Cela n’a pas été la voie suivie par les militaires brésiliens. Ils ont été aussi anticommunistes que leurs voisins, mais ils ont perpétué les valeurs professées par la Cepal. Fermant les frontières à la concurrence afin de doter le pays d’une industrie aéronautique performante, d’un plan calcul, d’une source énergétique autochtone, le carburant éthanol.

Les théoriciens et géopoliticiens de l’Ecole de guerre brésilienne ont créé un hybride dictatorial interprétant la doctrine de sécurité nationale. Monopole du pouvoir en politique au nom de l’anticommunisme, dirigisme économique, inspiré de la France gaullienne, afin de doter le pays de capacités de défense autonomes.

Les démocraties rétablies, le libéralisme politique ne s’est pas nécessairement accompagné de libéralisme dans l’économie. Bien que le cas argentin soit de ce point de vue exemplaire. Le « justicialiste/péroniste » Carlos Saul Menem a rompu avec le modèle d’Etat interventionniste de sa famille politique. Le président argentin a choisi la voie de l’ouverture économique, des privatisations, perpétuant ainsi la politique économique de ses prédécesseurs militaires. Cette voie économique libérale a été également celle qui a été suivie au Brésil. Mais à la différence de l’Argentine, ce choix rompait avec la politique nationaliste et dirigiste de la dictature militaire.

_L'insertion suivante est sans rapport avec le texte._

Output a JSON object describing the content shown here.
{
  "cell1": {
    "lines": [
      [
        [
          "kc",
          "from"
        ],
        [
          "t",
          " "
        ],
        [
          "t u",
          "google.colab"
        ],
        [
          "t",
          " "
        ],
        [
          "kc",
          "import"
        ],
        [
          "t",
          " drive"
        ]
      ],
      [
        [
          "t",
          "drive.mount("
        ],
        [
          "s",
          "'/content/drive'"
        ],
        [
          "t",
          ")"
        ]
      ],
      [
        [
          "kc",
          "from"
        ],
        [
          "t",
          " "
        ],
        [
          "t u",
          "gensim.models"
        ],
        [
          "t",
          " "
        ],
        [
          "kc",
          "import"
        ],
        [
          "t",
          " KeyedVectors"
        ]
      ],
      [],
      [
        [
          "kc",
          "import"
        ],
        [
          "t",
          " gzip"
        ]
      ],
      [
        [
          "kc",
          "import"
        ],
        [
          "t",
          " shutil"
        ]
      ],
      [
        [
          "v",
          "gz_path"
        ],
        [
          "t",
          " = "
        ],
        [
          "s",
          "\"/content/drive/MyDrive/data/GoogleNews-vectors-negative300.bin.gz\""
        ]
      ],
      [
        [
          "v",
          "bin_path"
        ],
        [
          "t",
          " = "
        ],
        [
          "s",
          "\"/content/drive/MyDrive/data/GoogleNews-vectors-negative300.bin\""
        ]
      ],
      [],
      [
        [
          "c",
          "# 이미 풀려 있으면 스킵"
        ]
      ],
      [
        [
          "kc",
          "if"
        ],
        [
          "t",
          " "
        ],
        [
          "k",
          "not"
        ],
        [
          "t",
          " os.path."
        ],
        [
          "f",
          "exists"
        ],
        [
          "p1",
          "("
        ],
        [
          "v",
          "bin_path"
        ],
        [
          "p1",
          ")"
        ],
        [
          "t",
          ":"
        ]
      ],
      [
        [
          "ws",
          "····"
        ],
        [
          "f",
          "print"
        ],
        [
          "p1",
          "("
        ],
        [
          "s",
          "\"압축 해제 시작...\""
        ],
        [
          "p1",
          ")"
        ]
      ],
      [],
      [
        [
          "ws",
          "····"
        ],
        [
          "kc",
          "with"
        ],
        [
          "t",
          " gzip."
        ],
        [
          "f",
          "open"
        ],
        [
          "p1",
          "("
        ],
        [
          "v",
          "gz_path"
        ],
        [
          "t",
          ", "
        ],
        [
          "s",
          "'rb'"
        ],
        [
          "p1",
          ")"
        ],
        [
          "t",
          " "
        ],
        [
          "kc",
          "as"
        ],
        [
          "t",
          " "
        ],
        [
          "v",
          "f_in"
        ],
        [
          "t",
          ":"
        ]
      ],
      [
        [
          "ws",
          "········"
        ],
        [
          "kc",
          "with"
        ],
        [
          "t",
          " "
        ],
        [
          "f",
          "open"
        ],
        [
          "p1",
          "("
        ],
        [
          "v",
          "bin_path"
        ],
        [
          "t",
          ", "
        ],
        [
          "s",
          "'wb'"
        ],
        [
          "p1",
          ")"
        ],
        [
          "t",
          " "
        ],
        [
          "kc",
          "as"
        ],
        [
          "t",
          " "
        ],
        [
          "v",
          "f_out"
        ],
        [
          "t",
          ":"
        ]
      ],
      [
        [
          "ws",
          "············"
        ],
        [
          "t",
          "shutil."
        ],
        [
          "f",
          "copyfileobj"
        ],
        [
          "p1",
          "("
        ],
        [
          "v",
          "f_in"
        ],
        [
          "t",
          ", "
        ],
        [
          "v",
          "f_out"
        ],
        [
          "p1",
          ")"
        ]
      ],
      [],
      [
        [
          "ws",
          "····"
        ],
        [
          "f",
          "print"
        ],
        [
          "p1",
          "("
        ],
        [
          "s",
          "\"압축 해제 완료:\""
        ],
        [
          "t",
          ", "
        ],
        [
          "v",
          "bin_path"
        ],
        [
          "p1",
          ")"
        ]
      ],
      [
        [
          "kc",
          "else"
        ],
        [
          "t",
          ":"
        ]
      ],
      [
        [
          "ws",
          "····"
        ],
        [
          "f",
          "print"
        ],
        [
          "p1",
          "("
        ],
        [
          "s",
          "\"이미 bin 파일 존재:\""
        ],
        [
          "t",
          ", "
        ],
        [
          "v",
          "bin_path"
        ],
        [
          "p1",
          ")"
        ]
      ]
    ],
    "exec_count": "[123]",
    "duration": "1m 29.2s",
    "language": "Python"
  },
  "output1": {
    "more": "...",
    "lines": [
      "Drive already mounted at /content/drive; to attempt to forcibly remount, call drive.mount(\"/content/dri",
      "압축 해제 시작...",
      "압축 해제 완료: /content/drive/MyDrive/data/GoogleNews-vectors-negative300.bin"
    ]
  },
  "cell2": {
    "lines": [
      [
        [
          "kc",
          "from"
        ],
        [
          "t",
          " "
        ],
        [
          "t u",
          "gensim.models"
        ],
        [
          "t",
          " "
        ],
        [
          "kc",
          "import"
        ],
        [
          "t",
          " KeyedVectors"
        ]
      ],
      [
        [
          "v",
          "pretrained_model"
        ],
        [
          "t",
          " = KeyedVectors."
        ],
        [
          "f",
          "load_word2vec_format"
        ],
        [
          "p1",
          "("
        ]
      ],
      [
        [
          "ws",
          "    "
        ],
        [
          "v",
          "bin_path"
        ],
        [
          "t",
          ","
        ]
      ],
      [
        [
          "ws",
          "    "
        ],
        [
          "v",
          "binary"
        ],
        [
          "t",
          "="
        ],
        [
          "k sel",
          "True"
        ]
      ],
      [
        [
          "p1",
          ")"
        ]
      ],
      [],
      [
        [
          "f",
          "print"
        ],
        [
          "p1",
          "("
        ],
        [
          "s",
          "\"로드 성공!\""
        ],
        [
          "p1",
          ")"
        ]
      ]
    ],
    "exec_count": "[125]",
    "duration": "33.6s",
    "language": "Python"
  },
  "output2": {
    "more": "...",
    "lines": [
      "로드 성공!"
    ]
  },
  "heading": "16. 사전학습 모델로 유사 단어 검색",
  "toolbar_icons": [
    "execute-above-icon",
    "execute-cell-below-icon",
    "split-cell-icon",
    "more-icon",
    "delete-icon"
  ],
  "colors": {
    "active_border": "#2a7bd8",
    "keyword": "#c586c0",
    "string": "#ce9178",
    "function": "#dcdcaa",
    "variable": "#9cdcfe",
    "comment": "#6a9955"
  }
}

Un évangile de l’intolérance à l’égard des autres confessions

Il reste enfin à prendre la mesure du facteur religieux dans la montée en puissance de gouvernements dictatoriaux comme ultralibéraux. Si les courants catholiques traditionalistes, comme au Brésil « Tradition, famille et propriété », et la secte Moon à partir de l’Uruguay n’ont pas réussi à s’imposer, en revanche, les adeptes évangélistes pentecôtistes de la théologie de la prospérité ont aujourd’hui une présence de plus en plus visible. Pratiquant un évangile de l’intolérance à l’égard des autres confessions, ils proposent une compréhension du monde fondée sur la responsabilité individuelle de chacun.

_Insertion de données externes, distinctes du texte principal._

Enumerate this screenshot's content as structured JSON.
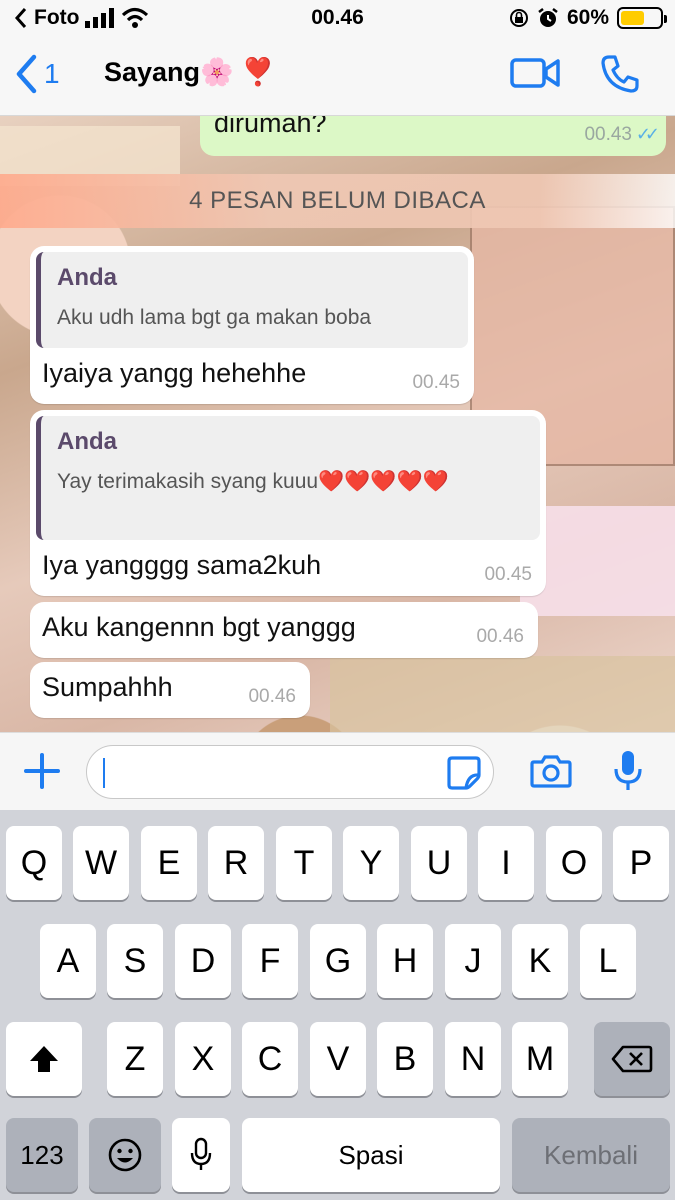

Responsable unique de leur maladie comme de leur pauvreté, les croyants doivent s’en remettre directement à Dieu et à l’intercession de dons à leurs pasteurs. Ces mouvements, par carence de l’Etat et des partis politiques, offrent souvent seuls des lieux de sociabilité à une population en difficulté. Ils ont, au fil des ans, acquis, grâce aux apports matériels de leurs fidèles, un espace religieux important, parfois dominant comme au Guatemala et au Brésil dans l’Etat de Rio de Janeiro. Périmètre très tôt associé aux discours des politiques anticommunistes et ultralibéraux. Le maire de Rio de Janeiro depuis 2017, Marcelo Crivella, est évêque de l’Eglise universelle du royaume de Dieu. Le chef de cette Eglise, Edir Macedo, a appelé à voter Bolsonaro. Le constat est aujourd’hui extensible à toute l’Amérique latine.